The Federal High Court sitting in Yenagoa, on Friday has given nod for former President Goodluck Jonathan to contest for presidency in the forthcoming 2023 election.
This is as the presiding judge, Justice Isa Hamma ruled that the former President is eligible to contest the 2023 presidential election.
The judge in his ruling also held that Jonathan’s right to vie for the office of president again cannot be stopped by any retro-active law.
This was sequel to a motion filed by Andy Solomon and Idibiye Abraham, seeking an order of the court that would affirm that Jonathan was not affected by the fourth alteration to the constitution barring Vice-Presidents who succeed their principals from serving more than one full term.

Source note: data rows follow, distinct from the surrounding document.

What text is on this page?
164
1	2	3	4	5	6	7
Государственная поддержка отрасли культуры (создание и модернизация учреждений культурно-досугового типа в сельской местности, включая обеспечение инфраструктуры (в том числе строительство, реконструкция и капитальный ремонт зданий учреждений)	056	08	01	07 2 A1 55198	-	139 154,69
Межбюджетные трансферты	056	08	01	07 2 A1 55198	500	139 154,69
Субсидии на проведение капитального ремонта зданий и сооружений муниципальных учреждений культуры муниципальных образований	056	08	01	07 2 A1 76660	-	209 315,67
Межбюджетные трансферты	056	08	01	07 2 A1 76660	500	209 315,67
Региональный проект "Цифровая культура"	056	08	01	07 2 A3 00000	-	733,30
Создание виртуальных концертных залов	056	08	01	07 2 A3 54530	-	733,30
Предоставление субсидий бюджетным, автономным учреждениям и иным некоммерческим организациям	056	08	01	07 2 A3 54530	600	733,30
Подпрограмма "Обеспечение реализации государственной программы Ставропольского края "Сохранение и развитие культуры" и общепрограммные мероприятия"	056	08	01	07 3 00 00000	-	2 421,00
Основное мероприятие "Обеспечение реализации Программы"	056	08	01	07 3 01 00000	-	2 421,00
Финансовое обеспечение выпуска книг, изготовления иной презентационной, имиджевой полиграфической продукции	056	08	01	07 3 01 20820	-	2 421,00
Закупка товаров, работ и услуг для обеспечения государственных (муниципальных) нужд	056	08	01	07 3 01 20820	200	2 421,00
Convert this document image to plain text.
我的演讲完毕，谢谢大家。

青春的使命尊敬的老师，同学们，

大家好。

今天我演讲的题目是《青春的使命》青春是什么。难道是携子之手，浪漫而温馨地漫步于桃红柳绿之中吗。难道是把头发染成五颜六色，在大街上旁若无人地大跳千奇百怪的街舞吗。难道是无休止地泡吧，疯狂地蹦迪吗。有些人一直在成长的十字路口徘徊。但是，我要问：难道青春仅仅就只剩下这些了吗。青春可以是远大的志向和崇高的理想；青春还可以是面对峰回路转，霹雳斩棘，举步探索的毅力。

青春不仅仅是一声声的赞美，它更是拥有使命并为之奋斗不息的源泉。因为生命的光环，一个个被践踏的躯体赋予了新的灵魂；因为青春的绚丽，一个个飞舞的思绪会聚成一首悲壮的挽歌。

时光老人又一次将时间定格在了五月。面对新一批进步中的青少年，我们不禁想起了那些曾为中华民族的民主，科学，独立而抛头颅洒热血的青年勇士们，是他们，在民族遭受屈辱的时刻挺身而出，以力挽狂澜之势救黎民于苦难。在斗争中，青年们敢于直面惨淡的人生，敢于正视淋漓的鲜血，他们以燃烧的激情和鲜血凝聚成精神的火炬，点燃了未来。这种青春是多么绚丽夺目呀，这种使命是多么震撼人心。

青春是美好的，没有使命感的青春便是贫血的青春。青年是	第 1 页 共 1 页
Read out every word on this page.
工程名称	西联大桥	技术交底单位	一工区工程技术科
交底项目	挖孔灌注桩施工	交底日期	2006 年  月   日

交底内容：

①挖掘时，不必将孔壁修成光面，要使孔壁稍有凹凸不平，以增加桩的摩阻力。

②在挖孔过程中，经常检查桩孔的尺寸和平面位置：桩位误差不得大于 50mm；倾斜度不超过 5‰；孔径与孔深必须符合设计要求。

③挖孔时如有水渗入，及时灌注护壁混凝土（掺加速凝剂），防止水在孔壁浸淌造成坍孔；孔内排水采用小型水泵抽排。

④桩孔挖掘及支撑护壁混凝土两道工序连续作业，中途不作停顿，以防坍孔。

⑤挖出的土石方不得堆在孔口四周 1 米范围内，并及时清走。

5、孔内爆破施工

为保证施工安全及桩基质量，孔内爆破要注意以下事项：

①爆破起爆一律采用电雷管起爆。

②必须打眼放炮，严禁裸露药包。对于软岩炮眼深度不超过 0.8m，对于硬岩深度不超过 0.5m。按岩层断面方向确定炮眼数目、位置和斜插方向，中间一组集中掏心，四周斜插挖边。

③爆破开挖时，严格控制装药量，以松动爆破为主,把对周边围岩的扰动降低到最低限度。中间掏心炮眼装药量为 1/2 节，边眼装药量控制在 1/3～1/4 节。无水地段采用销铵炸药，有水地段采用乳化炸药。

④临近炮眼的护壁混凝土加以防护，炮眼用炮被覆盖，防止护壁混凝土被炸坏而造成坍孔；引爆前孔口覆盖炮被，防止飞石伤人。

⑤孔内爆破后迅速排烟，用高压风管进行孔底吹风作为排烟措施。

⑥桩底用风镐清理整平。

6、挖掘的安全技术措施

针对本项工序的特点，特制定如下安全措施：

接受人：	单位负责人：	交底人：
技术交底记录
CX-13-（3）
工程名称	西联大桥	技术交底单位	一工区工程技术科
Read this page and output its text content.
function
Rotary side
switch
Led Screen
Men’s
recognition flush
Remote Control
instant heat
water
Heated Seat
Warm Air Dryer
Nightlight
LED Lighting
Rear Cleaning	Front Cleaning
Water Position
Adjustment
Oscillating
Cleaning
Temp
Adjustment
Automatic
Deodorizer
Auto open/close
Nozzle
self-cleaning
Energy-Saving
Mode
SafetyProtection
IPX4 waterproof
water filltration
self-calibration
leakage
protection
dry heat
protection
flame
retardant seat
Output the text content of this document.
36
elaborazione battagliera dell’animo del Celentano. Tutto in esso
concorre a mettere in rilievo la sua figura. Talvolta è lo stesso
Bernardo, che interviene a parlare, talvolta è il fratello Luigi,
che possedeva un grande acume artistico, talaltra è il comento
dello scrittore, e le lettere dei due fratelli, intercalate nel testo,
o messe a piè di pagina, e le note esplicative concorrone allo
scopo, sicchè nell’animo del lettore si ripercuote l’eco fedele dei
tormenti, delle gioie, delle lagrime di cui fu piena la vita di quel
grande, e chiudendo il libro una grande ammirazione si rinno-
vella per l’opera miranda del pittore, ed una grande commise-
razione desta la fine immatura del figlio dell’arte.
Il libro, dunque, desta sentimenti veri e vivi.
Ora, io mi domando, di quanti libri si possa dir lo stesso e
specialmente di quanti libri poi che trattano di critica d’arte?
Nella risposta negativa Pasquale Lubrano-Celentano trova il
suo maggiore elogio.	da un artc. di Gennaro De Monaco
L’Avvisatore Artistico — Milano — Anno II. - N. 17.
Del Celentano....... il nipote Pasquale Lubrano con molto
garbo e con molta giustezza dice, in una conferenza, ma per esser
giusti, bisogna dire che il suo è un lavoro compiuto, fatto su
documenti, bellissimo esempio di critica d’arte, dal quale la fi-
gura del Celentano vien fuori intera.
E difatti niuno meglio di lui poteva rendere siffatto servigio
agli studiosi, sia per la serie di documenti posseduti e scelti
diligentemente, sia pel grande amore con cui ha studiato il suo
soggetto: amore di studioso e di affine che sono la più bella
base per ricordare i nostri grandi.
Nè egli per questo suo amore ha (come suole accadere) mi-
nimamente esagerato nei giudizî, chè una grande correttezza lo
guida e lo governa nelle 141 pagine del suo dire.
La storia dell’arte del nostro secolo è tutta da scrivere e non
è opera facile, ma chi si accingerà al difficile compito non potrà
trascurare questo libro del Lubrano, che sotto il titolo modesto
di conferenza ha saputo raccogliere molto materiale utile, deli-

In the suit marked FHC/YNG/CS/86/2022 which is before Justice Isa Dashen, the All Progressives Congress, Jonathan and the Independent National Electoral Commission are listed as defendants.
Recall that following growing calls by some supporters that Jonathan should declare intention for the 2023 presidential election, a Senior Advocate of Nigeria (SAN), Femi Falana had said the former President would be on the wrong side of the constitution of the country should he make such declaration.
The legal luminary said by the virtue of section 137 (3) of the Nigerian constitution, Jonathan cannot contest the office of Nigeria’s president having spent five years in office as president already under two different terms.
Jonathan who served as the Vice President under the administration of late former president Musa Yar’Adua, was sworn in as President on May 5, 2010 to complete the term of his principal who died at the age of 58 years after suffering a brief illness.
He would later contest in the 2011 presidential election and won in his name, thereby remaining in office for another four years, until 2015 when he lost to President Muhammadu Buhari.
Section 137 (3) of the constitution reads: “A person who was sworn in to complete the term for which another person was elected as President shall not be elected to such office for more than a single term.”